Это, а еще его бешеный черный взгляд, возбуждают до сумасшествия, и я сама выгибаюсь, насколько мне позволяют, само собой, и кричу. Все трясется от кайфа, бедра мелко и часто дрожат, а в голове — блаженная пустота.
Сверху хрипит Зубов, которому, похоже, смена позы тоже добавила градуса удовольствия.
Кожа живота вздрагивает, ощущая тепло спермы, а затем Зубов ее еще и художественно размазывает по мне, словно крем во время массажа.
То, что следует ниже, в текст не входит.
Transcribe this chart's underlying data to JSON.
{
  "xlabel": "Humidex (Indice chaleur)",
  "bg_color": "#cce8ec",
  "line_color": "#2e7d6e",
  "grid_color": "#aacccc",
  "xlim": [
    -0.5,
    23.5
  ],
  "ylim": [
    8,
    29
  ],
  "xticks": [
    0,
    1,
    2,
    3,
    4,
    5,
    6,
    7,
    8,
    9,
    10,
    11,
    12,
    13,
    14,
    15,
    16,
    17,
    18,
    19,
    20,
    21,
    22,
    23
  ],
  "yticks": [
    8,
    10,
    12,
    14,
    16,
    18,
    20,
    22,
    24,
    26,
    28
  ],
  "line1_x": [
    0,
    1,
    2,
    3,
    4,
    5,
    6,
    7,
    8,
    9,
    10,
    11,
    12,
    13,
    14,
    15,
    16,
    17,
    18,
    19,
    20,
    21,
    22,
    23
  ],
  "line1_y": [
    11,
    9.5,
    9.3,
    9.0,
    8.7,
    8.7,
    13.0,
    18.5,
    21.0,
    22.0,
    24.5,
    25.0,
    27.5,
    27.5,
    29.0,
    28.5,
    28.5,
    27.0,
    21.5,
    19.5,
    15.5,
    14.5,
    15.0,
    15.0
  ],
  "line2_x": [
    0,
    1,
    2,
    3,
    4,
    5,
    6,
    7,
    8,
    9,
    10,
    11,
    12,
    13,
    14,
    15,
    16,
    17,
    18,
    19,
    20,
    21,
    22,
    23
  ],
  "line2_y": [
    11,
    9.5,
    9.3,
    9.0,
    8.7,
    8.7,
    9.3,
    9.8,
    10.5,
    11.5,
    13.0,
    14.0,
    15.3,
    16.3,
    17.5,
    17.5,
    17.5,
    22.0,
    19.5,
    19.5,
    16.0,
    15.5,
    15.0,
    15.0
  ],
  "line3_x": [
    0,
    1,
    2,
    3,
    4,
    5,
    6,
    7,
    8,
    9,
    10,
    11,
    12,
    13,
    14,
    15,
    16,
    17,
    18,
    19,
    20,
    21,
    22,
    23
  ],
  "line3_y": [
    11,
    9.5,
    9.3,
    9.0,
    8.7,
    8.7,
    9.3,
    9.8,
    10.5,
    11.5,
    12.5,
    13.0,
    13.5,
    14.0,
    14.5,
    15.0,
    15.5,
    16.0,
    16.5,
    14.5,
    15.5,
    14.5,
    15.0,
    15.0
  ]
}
Что, мало того, что практически везде побывал, надо еще и по всему периметру пометить?
Эта тупая животная самцовость бесила бы… Если б не было так хорошо…
— Ну вот, теперь можно собираться, — удовлетворенно констатирует Зубов, проводя пальцами в сперме мне по губам, — оближи.
— Черт… Зубов… — я, тем не менее, покорно открываю рот, посасываю пальцы, с неожиданным для себя удовольствием наблюдая, как глаза Зубова при этом темнеют.
Все же, дико приятно ощущать свою власть над таким большим и сильным зверем. Есть в этом что-то первобытное…
— А, может, ну ее, работу, а? — Зубов проводит мокрыми от моей слюны пальцами по щеке, спускается к шее, опять жестко прихватывает, тянет к себе, — пошли в постель.
— Сбесился? У меня сегодня самостоятельный день. Давай, довезешь меня до метро.
Я мягко выворачиваюсь из захвата, спрыгиваю со стола и бегу в ванную, смывать следы утреннего греха.
— Я до работы довезу… — бормочет Зубов вслед.
— Нет, по пробкам долго будет. До метро.
Тон у меня командирский, но, похоже, моему любовнику пока что плевать на доминирующее положение самки.
Он удовлетворен и доволен.
И не спорит по мелочам.
В итоге, я умудрюсь собраться за десять минут, закрутить волосы в гульку, критически осмотреть себя на предмет несоответствия рабочему месту и решить, что в спецкостюме всем будет как-то похер на то, какие на мне брюки.
Васильев должен сегодня попозже, говорил, вроде, про это вчера, надеюсь, его команда меня не сдаст.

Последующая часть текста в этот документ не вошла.